There are also less sweet — though equally impactful and important — nods to the more complicated parts of being a brown girl. For one, someone at school calls Kamala “Camellia”. As someone who was once called “Saliva” by a substitute teacher when I was in high school, I definitely felt seen. Are you even ethnic if your name isn’t completely butchered by a random at school??

But let’s get away from the negatives for a second. Lord knows too much “diversity” is written around trauma and shame. Something I love about Ms Marvel is that while racism has a presence (it’d be dishonest if it didn’t), the show centres around the beauty, joy and unique potential that comes with being a South Asian and Muslim teenager, even when that stuff is complicated. I was a bawling mess when I realised I’d never really seen my culture and religion depicted this way. Positivity?? In my representation?? It’s more likely than you think!

Whether it was the wholesome scene of Kamala’s brother bringing her a cup of tea — a peace offering in any Pakistani household — or the complicated yet sweet actions of Kamala’s overbearing parents, the tenderness written into Kamala’s story and character is really a testament to the team behind it, who obviously made the effort to ensure Muslim Pakistanis were at the forefront of the creative process.

But here’s the aspect of diversity in Ms Marvel that really gets me: Kamala’s high school coming-of-age story doesn’t require her to abandon her identity to grow. Her culture and religion are not to be overcome to be who she truly is, like we see in so many other attempts at writing diaspora stories. Instead, her culture is depicted as inherent to her, a part of her, inalienable and powerful, and one she has to learn to understand, mould, and accept rather than defeat.

Kamala’s lineage as a Muslim Pakistani is positioned as empowering for her rather than a limitation.

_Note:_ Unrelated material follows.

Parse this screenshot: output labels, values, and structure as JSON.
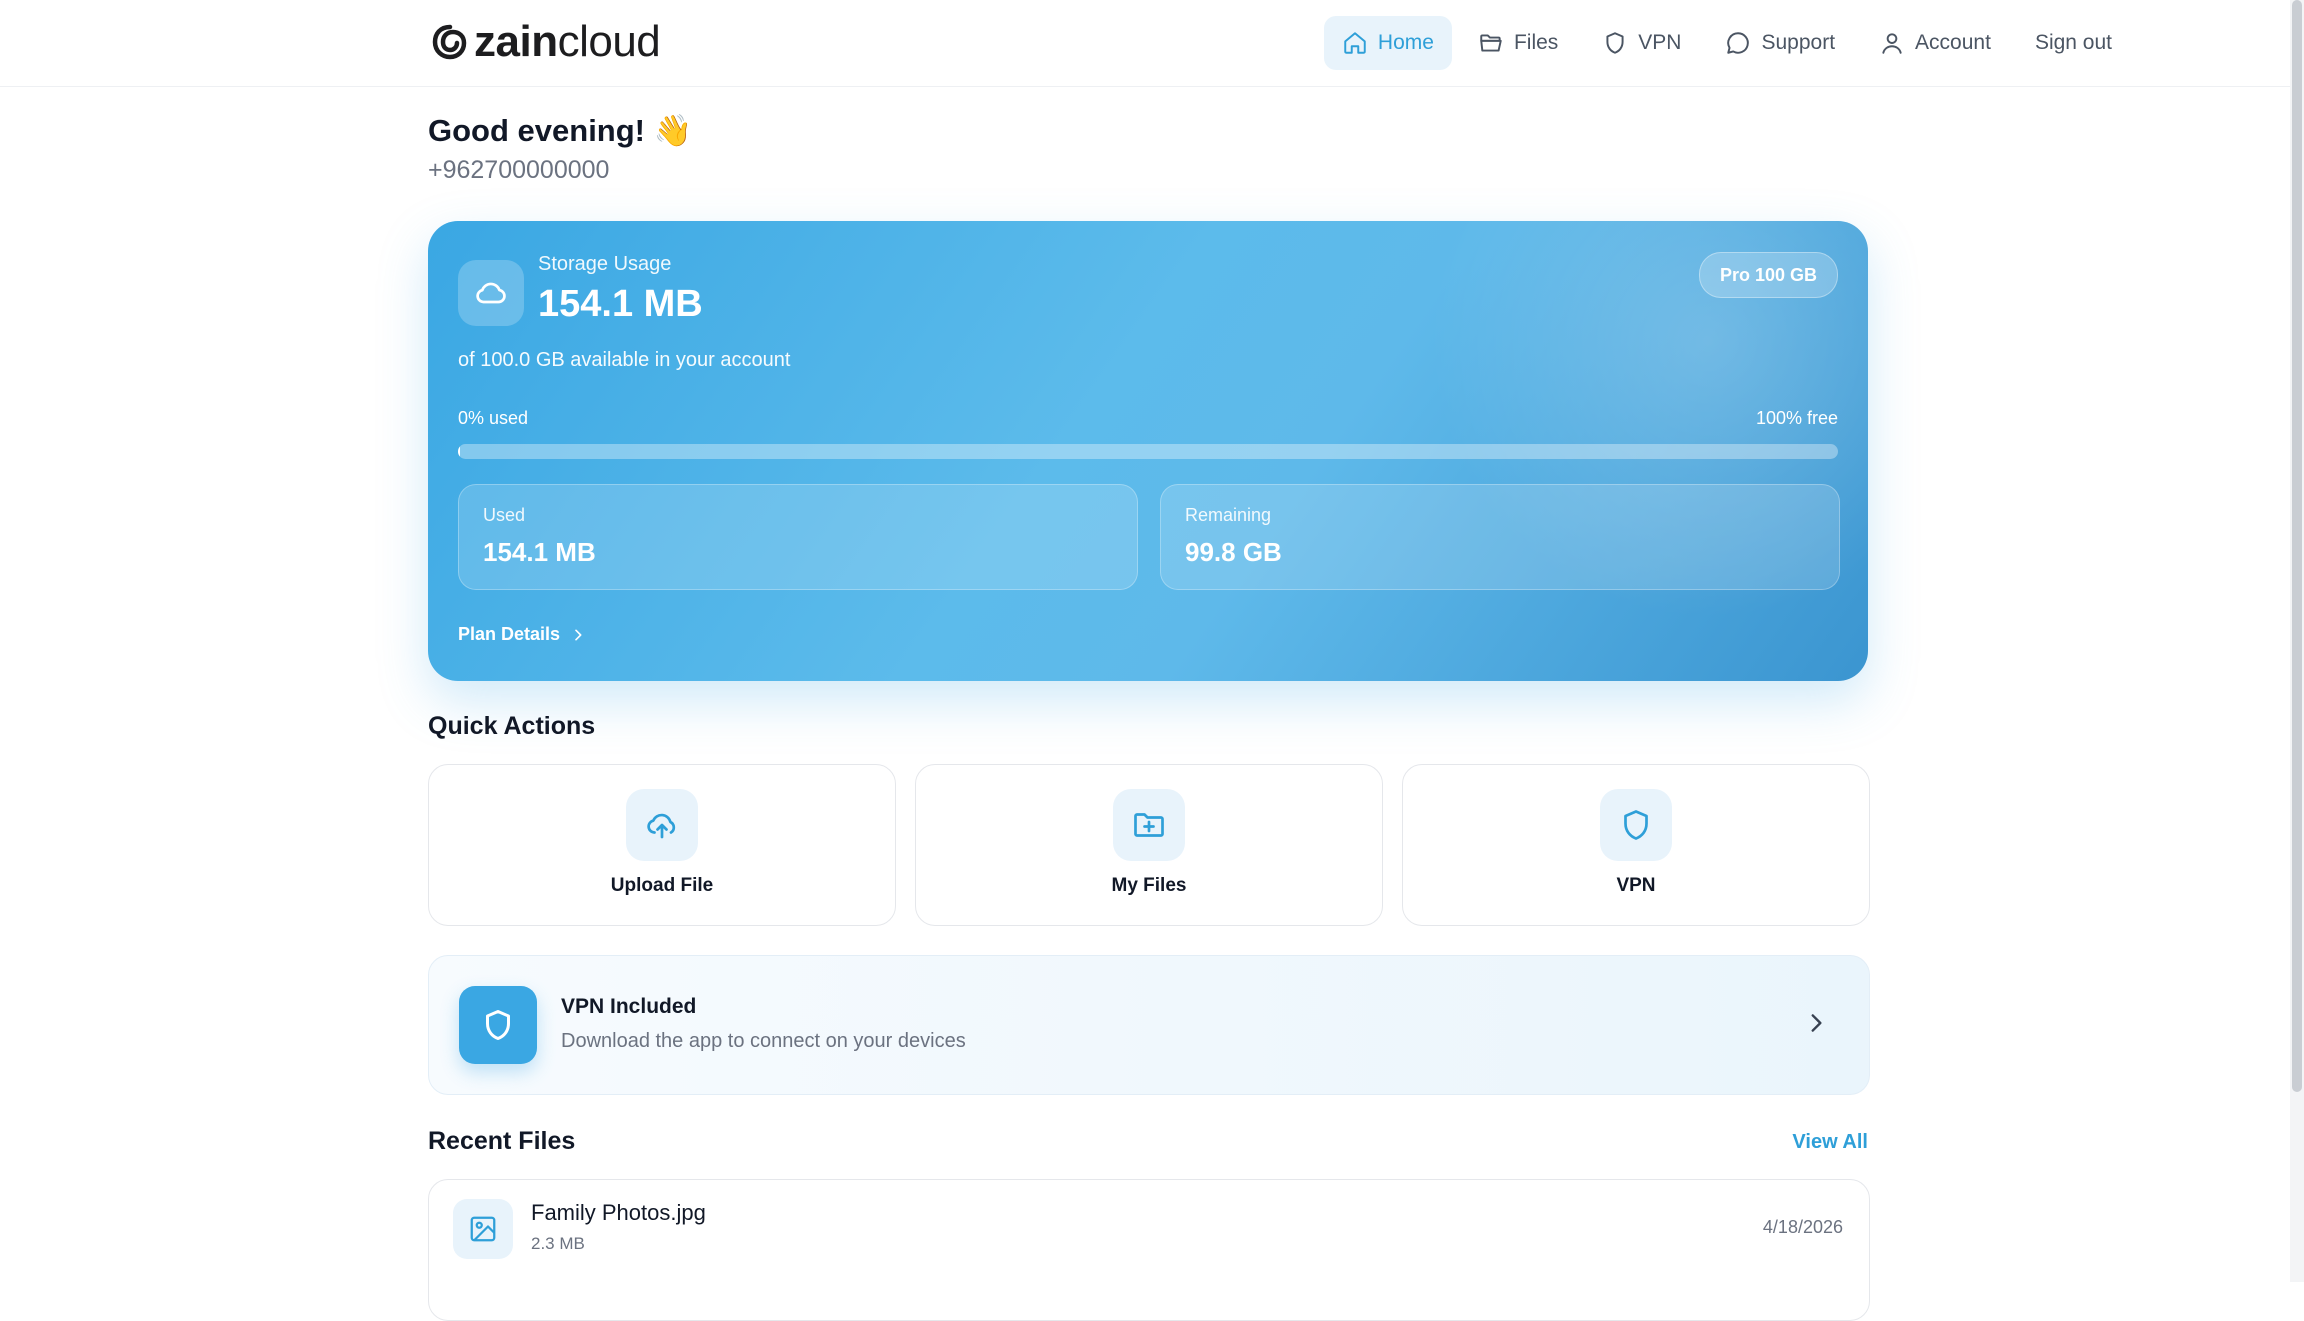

When I was in high school, I was so insecure about who I was that I was repulsed by my own culture’s clothes, food, even language. I was so desperate to feel normal that I was willing to shed my identity and assimilate into whiteness, because that is what it took to be taken seriously.

In Ms Marvel, we see Kamala proudly wear her Nani’s bangle, and unapologetically be a brown girl at school. I cannot express how much a show like this would have seriously changed my life.

Kamala is compelling as a character because she is sweet, funny, super smart and so wonderfully likeable. But also, to me, she is what I could have been if I was given the chance, if I didn’t grow up in a time where I was shamed of who I was. And I am so excited for young brown girls everywhere to realise their own potential through her. Because they too, are powerful — and they don’t need magic to feel it.

Ms Marvel is now streaming exclusively on Disney+.